JAKARTA, PEMUDATANIKARAWANG.COM – Pasar modal Indonesia menunjukkan kinerja impresif pada perdagangan Senin (15/6/2026). Indeks Harga Saham Gabungan (IHSG) ditutup menguat signifikan sebesar 4,12 persen atau naik 247,31 poin ke level 6.254,97, dibandingkan penutupan sebelumnya di posisi 6.007,66.
Penguatan tajam ini menjadi sinyal positif meningkatnya optimisme pelaku pasar terhadap prospek perekonomian nasional di tengah berbagai dinamika ekonomi global. Kenaikan tersebut juga menjadi salah satu penguatan harian terbesar IHSG dalam beberapa waktu terakhir.
Sejak pembukaan perdagangan, IHSG bergerak di zona hijau dan terus mencatatkan penguatan hingga sesi penutupan. Sentimen positif yang berkembang di pasar mendorong aksi beli investor pada sejumlah saham unggulan di berbagai sektor, mulai dari perbankan, energi, infrastruktur, hingga sektor konsumsi.
Analis menilai penguatan IHSG tidak terlepas dari meningkatnya kepercayaan investor terhadap stabilitas ekonomi Indonesia.
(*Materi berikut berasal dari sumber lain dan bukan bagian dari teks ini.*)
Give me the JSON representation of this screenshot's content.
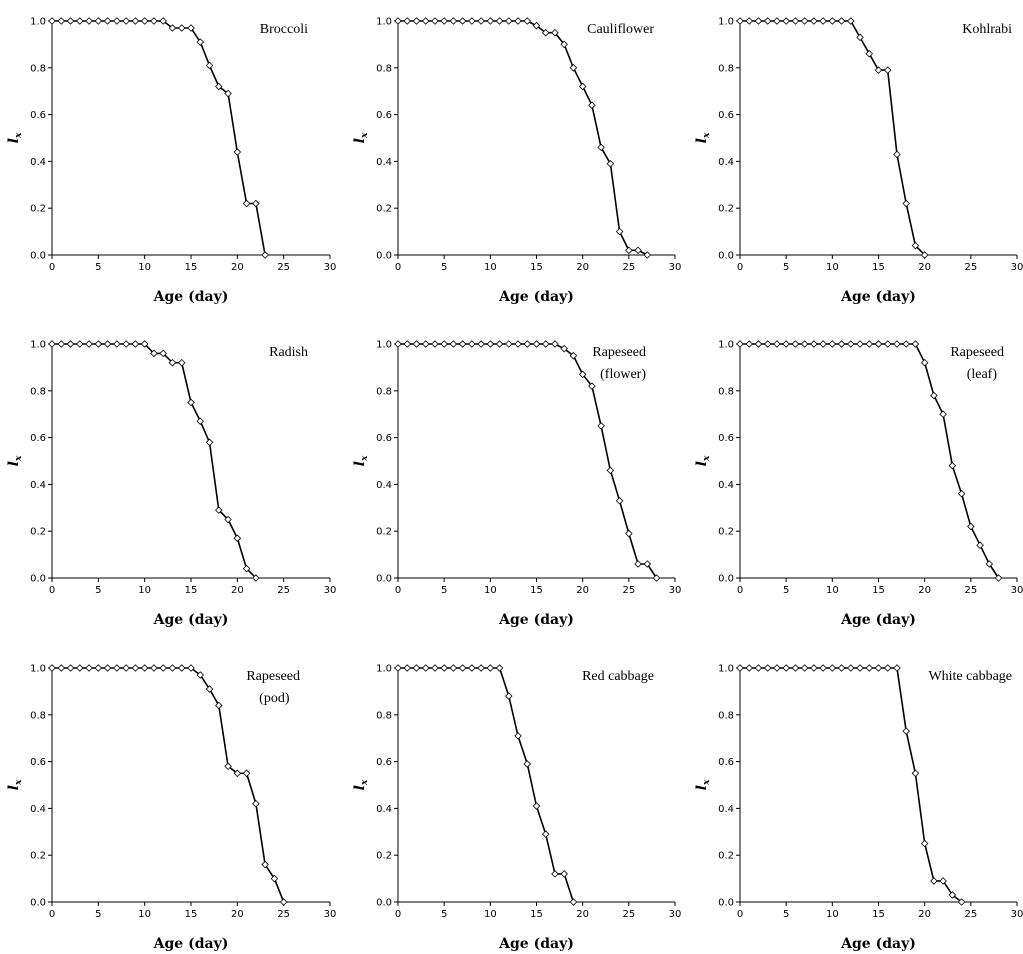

Berbagai indikator makroekonomi yang tetap terjaga, termasuk inflasi yang terkendali, stabilitas nilai tukar rupiah, serta komitmen pemerintah dalam menjaga pertumbuhan ekonomi menjadi faktor yang memberikan dorongan positif bagi pasar.
Selain faktor domestik, sentimen global yang mulai membaik turut memberikan ruang bagi aliran modal untuk kembali masuk ke pasar negara berkembang, termasuk Indonesia. Kondisi tersebut dimanfaatkan investor untuk melakukan akumulasi pada sejumlah saham yang dinilai memiliki fundamental kuat.
Penguatan IHSG juga mencerminkan keyakinan pasar terhadap berbagai program pembangunan yang tengah dijalankan pemerintah. Sejumlah kebijakan yang berorientasi pada penguatan investasi, pembangunan infrastruktur, hilirisasi industri, ketahanan pangan, hingga peningkatan kualitas sumber daya manusia dinilai mampu menjaga momentum pertumbuhan ekonomi nasional dalam jangka panjang.
Kenaikan indeks lebih dari empat persen ini menjadi kabar baik bagi pelaku pasar, investor ritel, maupun institusi yang selama beberapa waktu terakhir menghadapi tekanan akibat ketidakpastian global. Dengan kembali menguatnya IHSG ke level 6.200, pasar menunjukkan sinyal pemulihan yang cukup kuat dan membuka peluang bagi peningkatan aktivitas investasi di Bursa Efek Indonesia.
Meski demikian, para pelaku pasar tetap diingatkan untuk mencermati perkembangan ekonomi global, kebijakan suku bunga bank sentral dunia, serta dinamika geopolitik yang masih berpotensi memengaruhi pergerakan pasar keuangan internasional.
Dengan ditutupnya perdagangan di level 6.254,97, pasar modal Indonesia menunjukkan daya tahan yang kuat dan menjadi bukti bahwa kepercayaan investor terhadap prospek ekonomi nasional masih terjaga. Apabila sentimen positif terus berlanjut, bukan tidak mungkin IHSG akan melanjutkan tren penguatannya dalam beberapa waktu mendatang.